Здесь Чичиков почел долгом ввернуть и от себя словцо.

«Все требуют к себе любви, сударыня», сказал Чичиков. «Что ж делать. И скотинка любит, чтобы ее погладили. Сквозь хлев просунет для этого морду: на, погладь».

Генерал рассмеялся. «Именно просунет морду: погладь, погладь его. Ха, ха, ха! У него не только что рыло, весь, весь до жил в саже, а ведь тоже требует, как говорится, поощренья… Ха, ха, ха, ха!» И туловище генерала стало колебаться от смеха. Плечи, носившие некогда густые эполеты, тряслись, точно как бы носили и поныне густые эполеты.

Чичиков разрешился тоже междометием смеха, но, из уважения к генералу, пустил его на букву э: хе, хе, хе, хе, хе! И туловище его так же стало колебаться от смеха, хотя плечи и не тряслись, потому что не носили густых эполет.

«Обокрадет, обворует казну, да еще и, каналья, наград просит. Нельзя, говорит, без поощрения, трудился… Ха, ха, ха, ха!»

Болезненное чувство выразилось на благородном, милом лице девушки. «Ах, папа, я не понимаю, как ты можешь смеяться. На меня эти бесчестные поступки наводят уныние и ничего более. Когда я вижу, что в глазах совершается обман в виду всех и не наказываются эти люди всеобщим презреньем, я не знаю, что со мной делается, я на ту пору становлюсь зла, даже дурна: я думаю, думаю…» И чуть сама не заплакала.

«Только, пожалуйста, не гневайся на нас», сказал генерал. «Мы тут ни в чем не виноваты. Не правда ли?» сказал он, обратясь к Чичикову. «Поцелуй меня и уходи к себе. Я сейчас стану одеваться к обеду. Ведь ты», сказал он, посмотрев Чичикову в глаза: «надеюсь, обедаешь у меня?»
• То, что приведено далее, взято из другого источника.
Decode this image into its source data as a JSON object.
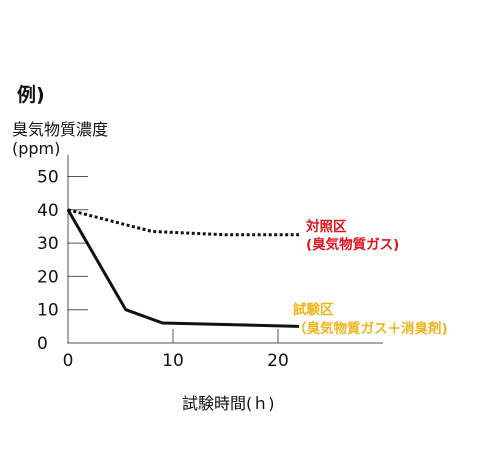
{
  "header": {
    "example_label": "例)"
  },
  "legend": {
    "control": {
      "line1": "対照区",
      "line2": "(臭気物質ガス)",
      "color": "#e0121c"
    },
    "test": {
      "line1": "試験区",
      "line2": "（臭気物質ガス＋消臭剤)",
      "color": "#f2b318"
    }
  },
  "chart_data": {
    "type": "line",
    "ylabel_line1": "臭気物質濃度",
    "ylabel_line2": "(ppm)",
    "xlabel": "試験時間(ｈ)",
    "xlim": [
      0,
      30
    ],
    "ylim": [
      0,
      55
    ],
    "x_ticks": [
      0,
      10,
      20
    ],
    "y_ticks": [
      0,
      10,
      20,
      30,
      40,
      50
    ],
    "grid": false,
    "series": [
      {
        "name": "対照区",
        "style": "dotted",
        "color": "#111111",
        "x": [
          0,
          8,
          15,
          22
        ],
        "y": [
          40,
          33.5,
          32.5,
          32.5
        ]
      },
      {
        "name": "試験区",
        "style": "solid",
        "color": "#111111",
        "x": [
          0,
          5.5,
          9,
          22
        ],
        "y": [
          40,
          10,
          6,
          5
        ]
      }
    ]
  }
}
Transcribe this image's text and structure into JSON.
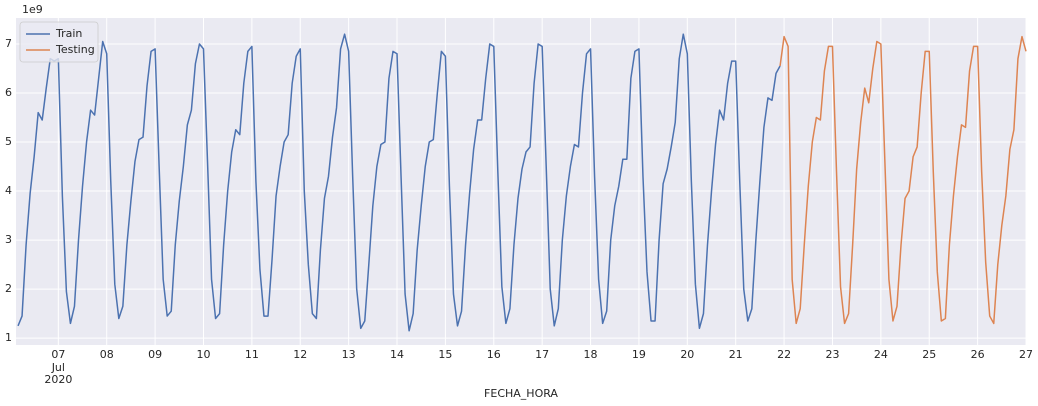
{
  "chart_data": {
    "type": "line",
    "xlabel": "FECHA_HORA",
    "y_offset_label": "1e9",
    "legend": "upper left",
    "grid": true,
    "xlim": [
      "2020-07-06T03:00",
      "2020-07-27T00:00"
    ],
    "ylim": [
      0.86,
      7.53
    ],
    "yticks": [
      1,
      2,
      3,
      4,
      5,
      6,
      7
    ],
    "xticks": [
      {
        "value": "2020-07-07T00:00",
        "label": "07"
      },
      {
        "value": "2020-07-08T00:00",
        "label": "08"
      },
      {
        "value": "2020-07-09T00:00",
        "label": "09"
      },
      {
        "value": "2020-07-10T00:00",
        "label": "10"
      },
      {
        "value": "2020-07-11T00:00",
        "label": "11"
      },
      {
        "value": "2020-07-12T00:00",
        "label": "12"
      },
      {
        "value": "2020-07-13T00:00",
        "label": "13"
      },
      {
        "value": "2020-07-14T00:00",
        "label": "14"
      },
      {
        "value": "2020-07-15T00:00",
        "label": "15"
      },
      {
        "value": "2020-07-16T00:00",
        "label": "16"
      },
      {
        "value": "2020-07-17T00:00",
        "label": "17"
      },
      {
        "value": "2020-07-18T00:00",
        "label": "18"
      },
      {
        "value": "2020-07-19T00:00",
        "label": "19"
      },
      {
        "value": "2020-07-20T00:00",
        "label": "20"
      },
      {
        "value": "2020-07-21T00:00",
        "label": "21"
      },
      {
        "value": "2020-07-22T00:00",
        "label": "22"
      },
      {
        "value": "2020-07-23T00:00",
        "label": "23"
      },
      {
        "value": "2020-07-24T00:00",
        "label": "24"
      },
      {
        "value": "2020-07-25T00:00",
        "label": "25"
      },
      {
        "value": "2020-07-26T00:00",
        "label": "26"
      },
      {
        "value": "2020-07-27T00:00",
        "label": "27"
      }
    ],
    "xtick_sublabels": [
      "Jul",
      "2020"
    ],
    "series": [
      {
        "name": "Train",
        "color": "#4c72b0",
        "x": [
          "2020-07-06T04:00",
          "2020-07-06T06:00",
          "2020-07-06T08:00",
          "2020-07-06T10:00",
          "2020-07-06T12:00",
          "2020-07-06T14:00",
          "2020-07-06T16:00",
          "2020-07-06T18:00",
          "2020-07-06T20:00",
          "2020-07-06T22:00",
          "2020-07-07T00:00",
          "2020-07-07T02:00",
          "2020-07-07T04:00",
          "2020-07-07T06:00",
          "2020-07-07T08:00",
          "2020-07-07T10:00",
          "2020-07-07T12:00",
          "2020-07-07T14:00",
          "2020-07-07T16:00",
          "2020-07-07T18:00",
          "2020-07-07T20:00",
          "2020-07-07T22:00",
          "2020-07-08T00:00",
          "2020-07-08T02:00",
          "2020-07-08T04:00",
          "2020-07-08T06:00",
          "2020-07-08T08:00",
          "2020-07-08T10:00",
          "2020-07-08T12:00",
          "2020-07-08T14:00",
          "2020-07-08T16:00",
          "2020-07-08T18:00",
          "2020-07-08T20:00",
          "2020-07-08T22:00",
          "2020-07-09T00:00",
          "2020-07-09T02:00",
          "2020-07-09T04:00",
          "2020-07-09T06:00",
          "2020-07-09T08:00",
          "2020-07-09T10:00",
          "2020-07-09T12:00",
          "2020-07-09T14:00",
          "2020-07-09T16:00",
          "2020-07-09T18:00",
          "2020-07-09T20:00",
          "2020-07-09T22:00",
          "2020-07-10T00:00",
          "2020-07-10T02:00",
          "2020-07-10T04:00",
          "2020-07-10T06:00",
          "2020-07-10T08:00",
          "2020-07-10T10:00",
          "2020-07-10T12:00",
          "2020-07-10T14:00",
          "2020-07-10T16:00",
          "2020-07-10T18:00",
          "2020-07-10T20:00",
          "2020-07-10T22:00",
          "2020-07-11T00:00",
          "2020-07-11T02:00",
          "2020-07-11T04:00",
          "2020-07-11T06:00",
          "2020-07-11T08:00",
          "2020-07-11T10:00",
          "2020-07-11T12:00",
          "2020-07-11T14:00",
          "2020-07-11T16:00",
          "2020-07-11T18:00",
          "2020-07-11T20:00",
          "2020-07-11T22:00",
          "2020-07-12T00:00",
          "2020-07-12T02:00",
          "2020-07-12T04:00",
          "2020-07-12T06:00",
          "2020-07-12T08:00",
          "2020-07-12T10:00",
          "2020-07-12T12:00",
          "2020-07-12T14:00",
          "2020-07-12T16:00",
          "2020-07-12T18:00",
          "2020-07-12T20:00",
          "2020-07-12T22:00",
          "2020-07-13T00:00",
          "2020-07-13T02:00",
          "2020-07-13T04:00",
          "2020-07-13T06:00",
          "2020-07-13T08:00",
          "2020-07-13T10:00",
          "2020-07-13T12:00",
          "2020-07-13T14:00",
          "2020-07-13T16:00",
          "2020-07-13T18:00",
          "2020-07-13T20:00",
          "2020-07-13T22:00",
          "2020-07-14T00:00",
          "2020-07-14T02:00",
          "2020-07-14T04:00",
          "2020-07-14T06:00",
          "2020-07-14T08:00",
          "2020-07-14T10:00",
          "2020-07-14T12:00",
          "2020-07-14T14:00",
          "2020-07-14T16:00",
          "2020-07-14T18:00",
          "2020-07-14T20:00",
          "2020-07-14T22:00",
          "2020-07-15T00:00",
          "2020-07-15T02:00",
          "2020-07-15T04:00",
          "2020-07-15T06:00",
          "2020-07-15T08:00",
          "2020-07-15T10:00",
          "2020-07-15T12:00",
          "2020-07-15T14:00",
          "2020-07-15T16:00",
          "2020-07-15T18:00",
          "2020-07-15T20:00",
          "2020-07-15T22:00",
          "2020-07-16T00:00",
          "2020-07-16T02:00",
          "2020-07-16T04:00",
          "2020-07-16T06:00",
          "2020-07-16T08:00",
          "2020-07-16T10:00",
          "2020-07-16T12:00",
          "2020-07-16T14:00",
          "2020-07-16T16:00",
          "2020-07-16T18:00",
          "2020-07-16T20:00",
          "2020-07-16T22:00",
          "2020-07-17T00:00",
          "2020-07-17T02:00",
          "2020-07-17T04:00",
          "2020-07-17T06:00",
          "2020-07-17T08:00",
          "2020-07-17T10:00",
          "2020-07-17T12:00",
          "2020-07-17T14:00",
          "2020-07-17T16:00",
          "2020-07-17T18:00",
          "2020-07-17T20:00",
          "2020-07-17T22:00",
          "2020-07-18T00:00",
          "2020-07-18T02:00",
          "2020-07-18T04:00",
          "2020-07-18T06:00",
          "2020-07-18T08:00",
          "2020-07-18T10:00",
          "2020-07-18T12:00",
          "2020-07-18T14:00",
          "2020-07-18T16:00",
          "2020-07-18T18:00",
          "2020-07-18T20:00",
          "2020-07-18T22:00",
          "2020-07-19T00:00",
          "2020-07-19T02:00",
          "2020-07-19T04:00",
          "2020-07-19T06:00",
          "2020-07-19T08:00",
          "2020-07-19T10:00",
          "2020-07-19T12:00",
          "2020-07-19T14:00",
          "2020-07-19T16:00",
          "2020-07-19T18:00",
          "2020-07-19T20:00",
          "2020-07-19T22:00",
          "2020-07-20T00:00",
          "2020-07-20T02:00",
          "2020-07-20T04:00",
          "2020-07-20T06:00",
          "2020-07-20T08:00",
          "2020-07-20T10:00",
          "2020-07-20T12:00",
          "2020-07-20T14:00",
          "2020-07-20T16:00",
          "2020-07-20T18:00",
          "2020-07-20T20:00",
          "2020-07-20T22:00",
          "2020-07-21T00:00",
          "2020-07-21T02:00",
          "2020-07-21T04:00",
          "2020-07-21T06:00",
          "2020-07-21T08:00",
          "2020-07-21T10:00",
          "2020-07-21T12:00",
          "2020-07-21T14:00",
          "2020-07-21T16:00",
          "2020-07-21T18:00",
          "2020-07-21T20:00",
          "2020-07-21T22:00"
        ],
        "values": [
          1.25,
          1.45,
          2.9,
          3.95,
          4.7,
          5.6,
          5.45,
          6.1,
          6.7,
          6.65,
          6.7,
          3.9,
          1.95,
          1.3,
          1.65,
          3.0,
          4.1,
          5.0,
          5.65,
          5.55,
          6.3,
          7.05,
          6.8,
          4.2,
          2.1,
          1.4,
          1.65,
          2.9,
          3.8,
          4.6,
          5.05,
          5.1,
          6.15,
          6.85,
          6.9,
          4.5,
          2.2,
          1.45,
          1.55,
          2.9,
          3.8,
          4.5,
          5.35,
          5.65,
          6.6,
          7.0,
          6.9,
          4.6,
          2.2,
          1.4,
          1.5,
          2.9,
          4.0,
          4.8,
          5.25,
          5.15,
          6.2,
          6.85,
          6.95,
          4.2,
          2.4,
          1.45,
          1.45,
          2.6,
          3.9,
          4.5,
          5.0,
          5.15,
          6.2,
          6.75,
          6.9,
          4.0,
          2.5,
          1.5,
          1.4,
          2.8,
          3.85,
          4.3,
          5.1,
          5.7,
          6.9,
          7.2,
          6.85,
          4.3,
          2.0,
          1.2,
          1.35,
          2.5,
          3.7,
          4.5,
          4.95,
          5.0,
          6.3,
          6.85,
          6.8,
          4.3,
          1.9,
          1.15,
          1.5,
          2.8,
          3.7,
          4.5,
          5.0,
          5.05,
          6.0,
          6.85,
          6.75,
          4.1,
          1.9,
          1.25,
          1.55,
          2.9,
          3.95,
          4.85,
          5.45,
          5.45,
          6.3,
          7.0,
          6.95,
          4.4,
          2.05,
          1.3,
          1.6,
          2.9,
          3.85,
          4.45,
          4.8,
          4.9,
          6.2,
          7.0,
          6.95,
          4.5,
          2.0,
          1.25,
          1.6,
          3.0,
          3.9,
          4.5,
          4.95,
          4.9,
          6.0,
          6.8,
          6.9,
          4.3,
          2.2,
          1.3,
          1.55,
          3.0,
          3.7,
          4.1,
          4.65,
          4.65,
          6.3,
          6.85,
          6.9,
          4.3,
          2.35,
          1.35,
          1.35,
          3.0,
          4.15,
          4.45,
          4.9,
          5.4,
          6.7,
          7.2,
          6.8,
          4.2,
          2.1,
          1.2,
          1.5,
          2.9,
          4.0,
          4.95,
          5.65,
          5.45,
          6.2,
          6.65,
          6.65,
          4.2,
          2.0,
          1.35,
          1.6,
          3.0,
          4.2,
          5.3,
          5.9,
          5.85,
          6.4,
          6.55
        ]
      },
      {
        "name": "Testing",
        "color": "#dd8452",
        "x": [
          "2020-07-21T22:00",
          "2020-07-22T00:00",
          "2020-07-22T02:00",
          "2020-07-22T04:00",
          "2020-07-22T06:00",
          "2020-07-22T08:00",
          "2020-07-22T10:00",
          "2020-07-22T12:00",
          "2020-07-22T14:00",
          "2020-07-22T16:00",
          "2020-07-22T18:00",
          "2020-07-22T20:00",
          "2020-07-22T22:00",
          "2020-07-23T00:00",
          "2020-07-23T02:00",
          "2020-07-23T04:00",
          "2020-07-23T06:00",
          "2020-07-23T08:00",
          "2020-07-23T10:00",
          "2020-07-23T12:00",
          "2020-07-23T14:00",
          "2020-07-23T16:00",
          "2020-07-23T18:00",
          "2020-07-23T20:00",
          "2020-07-23T22:00",
          "2020-07-24T00:00",
          "2020-07-24T02:00",
          "2020-07-24T04:00",
          "2020-07-24T06:00",
          "2020-07-24T08:00",
          "2020-07-24T10:00",
          "2020-07-24T12:00",
          "2020-07-24T14:00",
          "2020-07-24T16:00",
          "2020-07-24T18:00",
          "2020-07-24T20:00",
          "2020-07-24T22:00",
          "2020-07-25T00:00",
          "2020-07-25T02:00",
          "2020-07-25T04:00",
          "2020-07-25T06:00",
          "2020-07-25T08:00",
          "2020-07-25T10:00",
          "2020-07-25T12:00",
          "2020-07-25T14:00",
          "2020-07-25T16:00",
          "2020-07-25T18:00",
          "2020-07-25T20:00",
          "2020-07-25T22:00",
          "2020-07-26T00:00",
          "2020-07-26T02:00",
          "2020-07-26T04:00",
          "2020-07-26T06:00",
          "2020-07-26T08:00",
          "2020-07-26T10:00",
          "2020-07-26T12:00",
          "2020-07-26T14:00",
          "2020-07-26T16:00",
          "2020-07-26T18:00",
          "2020-07-26T20:00",
          "2020-07-26T22:00",
          "2020-07-27T00:00"
        ],
        "values": [
          6.55,
          7.15,
          6.95,
          2.2,
          1.3,
          1.6,
          2.9,
          4.1,
          5.0,
          5.5,
          5.45,
          6.45,
          6.95,
          6.95,
          4.4,
          2.05,
          1.3,
          1.5,
          2.9,
          4.45,
          5.4,
          6.1,
          5.8,
          6.5,
          7.05,
          7.0,
          4.6,
          2.2,
          1.35,
          1.65,
          2.9,
          3.85,
          4.0,
          4.7,
          4.9,
          6.0,
          6.85,
          6.85,
          4.4,
          2.35,
          1.35,
          1.4,
          2.9,
          3.9,
          4.7,
          5.35,
          5.3,
          6.45,
          6.95,
          6.95,
          4.4,
          2.55,
          1.45,
          1.3,
          2.5,
          3.3,
          3.9,
          4.85,
          5.25,
          6.7,
          7.15,
          6.85
        ]
      }
    ]
  }
}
«Если только, ваше превосходительство…»

«Без чинов, что тут? Я ведь еще, слава богу, могу накормить. Щи есть».

Бросив ловко обе руки на отлет, Чичиков признательно и почтительно наклонил голову книзу, так что на время скрылись из его взоров все предметы в комнате, и остались видны ему только одни носки своих собственных полусапожек. Когда же, пробыв несколько времени в таком почтительном расположении, приподнял он голову снова кверху, он уже не увидел Улиньки. Она исчезнула. Наместо ее предстал, в густых усах и бакенбардах, великан-камердинер, с серебряной лоханкой и рукомойником в руках.

«Ты мне позволишь одеваться при себе?»

«Не только одеваться, но можете совершить при мне всё, что угодно вашему превосходительству».

Опустя с одной руки халат и засуча рукава рубашки на богатырских руках, генерал стал умываться, брызгаясь и фыркая как утка. Вода с мылом летела во все стороны.

«Любят, любят, точно любят поощрение все», сказал он, вытирая со всех сторон свою шею. «Погладь, погладь его! а ведь без поощрения так и красть не станет. Ха, ха, ха».

Чичиков был в духе неописанном. Вдруг налетело на него вдохновенье. «Генерал весельчак и добряк — попробовать?» подумал и, увидя, что камердинер с лоханкой вышел, вскрикнул: «Ваше превосходительство! так как вы уже так добры ко всем и внимательны, имею к вам крайнюю просьбу».

«Какую?»

Чичиков осмотрелся вокруг.

«Есть, ваше превосходительство, дряхлый старичишка дядя. У него триста душ и две тысячи… и, кроме меня, наследников никого. Сам управлять именьем, по дряхлости, не может, а мне не передает тоже. И какой странный приводит резон: «Я», говорит, «племянника не знаю; может быть, он мот. Пусть он докажет мне, что он надежный человек, пусть приобретет прежде сам собой триста душ; тогда я ему отдам и свои триста душ».

«Да что же [он], выходит, совсем дурак?» спросил <генерал>.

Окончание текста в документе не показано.